I am new to prodigy and this might be a silly question.
i want to annotate PDF/doc/docx CV based on few labels. As prodigy does not support these formats directly, I converted cv data into a jsonl file and used prodigy ner.manual dataset_name en_core_web_sm data.jsonl --label label1,label2,label3 to start prodigy app on localhost.
After annotation i saved the output and retrieved it through db-out
here is the output file structure.
"text": "sample text....",
"_input_hash":000000000,
"_task_hash":0000000000,
"tokens": [{ "text": "abc", "start": 0, "end": 2, "id": 0 },....],
"spans": [{ "start": 0, "end": 16, "token_start": 0, "token_end": 1, "label": "xyz" }...], "answer": "accept"

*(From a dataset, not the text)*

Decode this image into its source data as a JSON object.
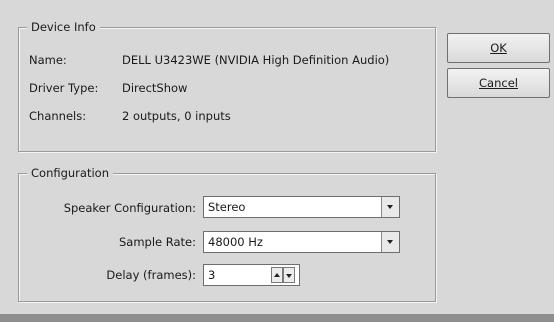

Now i want span’s content in this format:
{"label":["label_name"],"points":[{"start":00,"end":50,"text":"abc xyz"}]}
is there any mechanism by which i can map multiple tokens content into my label text by using start to end position of the text? Here i am talking about multiple tokens because prodigy detects space separated characters as a token.
suppose, Albert Einstein was a theoretical physicist. is a sentence. My annotator selects Albert Einstein as Name. now i want the output like this:
{"label":["name"],"points":[{"start":00,"end":14,"text":"Albert Einstein"}]}
here Albert and Einstein are 2 tokens with token_id 1 & 2.